Pharmacokinetic Study of Cabotegravir Long-acting in Healthy Adult Volunteers
Status:
Completed
Trial end date:
2019-07-25
Target enrollment:
Participant gender:
Summary
Cabotegravir (CAB) long-acting (LA) is a promising candidate for human immunodeficiency virus
(HIV) pre exposure prophylaxis (PrEP) due to its potent antiretroviral activity and
infrequent dosing requirements. Currently, the CAB concentrations achieved in the anatomical
sites associated with sexual HIV transmission following the proposed 600 milligram (mg)

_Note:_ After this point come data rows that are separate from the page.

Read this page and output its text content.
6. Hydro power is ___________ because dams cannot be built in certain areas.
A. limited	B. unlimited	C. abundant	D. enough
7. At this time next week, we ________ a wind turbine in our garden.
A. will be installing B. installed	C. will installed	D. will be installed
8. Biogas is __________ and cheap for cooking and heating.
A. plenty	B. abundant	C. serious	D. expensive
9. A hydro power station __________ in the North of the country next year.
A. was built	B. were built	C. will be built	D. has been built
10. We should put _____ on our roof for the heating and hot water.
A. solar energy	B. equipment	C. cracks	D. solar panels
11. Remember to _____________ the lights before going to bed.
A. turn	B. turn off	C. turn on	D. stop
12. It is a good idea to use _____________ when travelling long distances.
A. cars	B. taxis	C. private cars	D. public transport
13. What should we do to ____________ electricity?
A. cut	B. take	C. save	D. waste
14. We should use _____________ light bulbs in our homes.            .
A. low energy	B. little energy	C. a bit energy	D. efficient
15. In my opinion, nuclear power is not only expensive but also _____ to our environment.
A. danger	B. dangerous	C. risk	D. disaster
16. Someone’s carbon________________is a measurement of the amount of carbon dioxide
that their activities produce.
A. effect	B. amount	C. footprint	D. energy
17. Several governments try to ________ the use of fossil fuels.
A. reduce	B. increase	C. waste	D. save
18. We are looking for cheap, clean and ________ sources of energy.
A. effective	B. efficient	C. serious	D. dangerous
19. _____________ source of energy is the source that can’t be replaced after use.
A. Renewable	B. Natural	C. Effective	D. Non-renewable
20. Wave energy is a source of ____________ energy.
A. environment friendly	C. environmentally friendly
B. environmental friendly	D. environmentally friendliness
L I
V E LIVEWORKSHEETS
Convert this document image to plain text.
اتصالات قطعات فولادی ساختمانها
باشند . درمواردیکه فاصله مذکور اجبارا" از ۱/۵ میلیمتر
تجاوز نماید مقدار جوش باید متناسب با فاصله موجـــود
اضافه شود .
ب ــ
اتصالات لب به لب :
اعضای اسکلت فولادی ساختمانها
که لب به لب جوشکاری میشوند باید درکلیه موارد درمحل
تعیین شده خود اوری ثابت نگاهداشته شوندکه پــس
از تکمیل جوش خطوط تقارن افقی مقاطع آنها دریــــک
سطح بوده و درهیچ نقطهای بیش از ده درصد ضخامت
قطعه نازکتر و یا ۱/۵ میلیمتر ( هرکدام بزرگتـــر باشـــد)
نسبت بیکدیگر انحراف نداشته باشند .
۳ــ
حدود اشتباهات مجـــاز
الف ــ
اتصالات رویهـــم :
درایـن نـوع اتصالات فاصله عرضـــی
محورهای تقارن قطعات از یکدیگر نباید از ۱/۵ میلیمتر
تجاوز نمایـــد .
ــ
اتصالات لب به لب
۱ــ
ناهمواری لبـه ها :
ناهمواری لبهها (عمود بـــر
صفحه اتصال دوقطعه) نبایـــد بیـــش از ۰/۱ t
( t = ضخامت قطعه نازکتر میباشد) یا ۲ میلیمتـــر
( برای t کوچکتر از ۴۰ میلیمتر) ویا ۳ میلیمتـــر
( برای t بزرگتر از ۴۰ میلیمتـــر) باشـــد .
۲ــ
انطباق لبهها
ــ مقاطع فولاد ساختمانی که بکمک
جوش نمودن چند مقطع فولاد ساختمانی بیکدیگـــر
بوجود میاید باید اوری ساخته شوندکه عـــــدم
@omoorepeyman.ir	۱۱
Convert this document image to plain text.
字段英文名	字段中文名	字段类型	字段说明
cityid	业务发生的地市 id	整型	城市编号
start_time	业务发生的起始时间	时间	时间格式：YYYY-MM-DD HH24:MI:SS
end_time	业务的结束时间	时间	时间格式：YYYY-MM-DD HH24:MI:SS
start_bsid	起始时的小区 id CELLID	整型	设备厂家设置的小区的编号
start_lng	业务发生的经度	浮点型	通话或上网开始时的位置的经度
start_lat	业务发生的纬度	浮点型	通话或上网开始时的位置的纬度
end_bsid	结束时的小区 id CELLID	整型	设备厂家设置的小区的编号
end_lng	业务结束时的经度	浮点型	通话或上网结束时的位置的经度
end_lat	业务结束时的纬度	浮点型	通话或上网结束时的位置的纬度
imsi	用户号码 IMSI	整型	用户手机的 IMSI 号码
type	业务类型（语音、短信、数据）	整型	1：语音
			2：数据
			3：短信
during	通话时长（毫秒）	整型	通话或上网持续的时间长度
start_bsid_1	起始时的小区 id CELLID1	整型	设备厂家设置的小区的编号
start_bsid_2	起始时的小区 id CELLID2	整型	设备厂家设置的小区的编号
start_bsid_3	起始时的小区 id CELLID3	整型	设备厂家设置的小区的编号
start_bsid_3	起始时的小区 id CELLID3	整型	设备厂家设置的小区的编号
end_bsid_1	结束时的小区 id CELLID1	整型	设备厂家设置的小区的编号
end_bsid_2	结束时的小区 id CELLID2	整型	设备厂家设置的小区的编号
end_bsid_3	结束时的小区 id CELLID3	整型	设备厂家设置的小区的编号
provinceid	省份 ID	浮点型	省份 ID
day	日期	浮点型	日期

intramuscular (IM) PrEP dose are unknown. These data will enhance our understanding of CAB
distribution to the anatomical mucosal tissue believed to be relevant to sexual HIV-1
transmission and supplement the data to support future PrEP clinical trial development. The
primary objective is to determine the PK concentrations of CAB following LA administration in
plasma and in vaginal tissue (VT), cervical tissue (CT), and cervicovaginal fluid (CVF) in
healthy women and in rectal tissue (RT) and rectal fluid (RF) in healthy men and women
following a single 600 mg IM dose. This will be a Phase 1, open label study in healthy
subjects to assess the pharmacokinetics of CAB LA in the plasma and mucosal locations
associated with sexual HIV-1 transmission: VT, CT, CVF, RT and RF. The study will consist of
a screening period, a 28-day oral lead-in phase at a dose of 30 mg per day followed by a
14-42 day washout period, and a single dose of CAB LA 600 mg as an IM (intragluteal)
injection with compartmental pharmacokinetic (PK) sampling for up to 12 weeks. Subjects will
return for safety assessments and plasma PK sampling at Week 24 and Week 36 post-injection
and undergo a follow-up/withdrawal visit at Week 52 post-injection.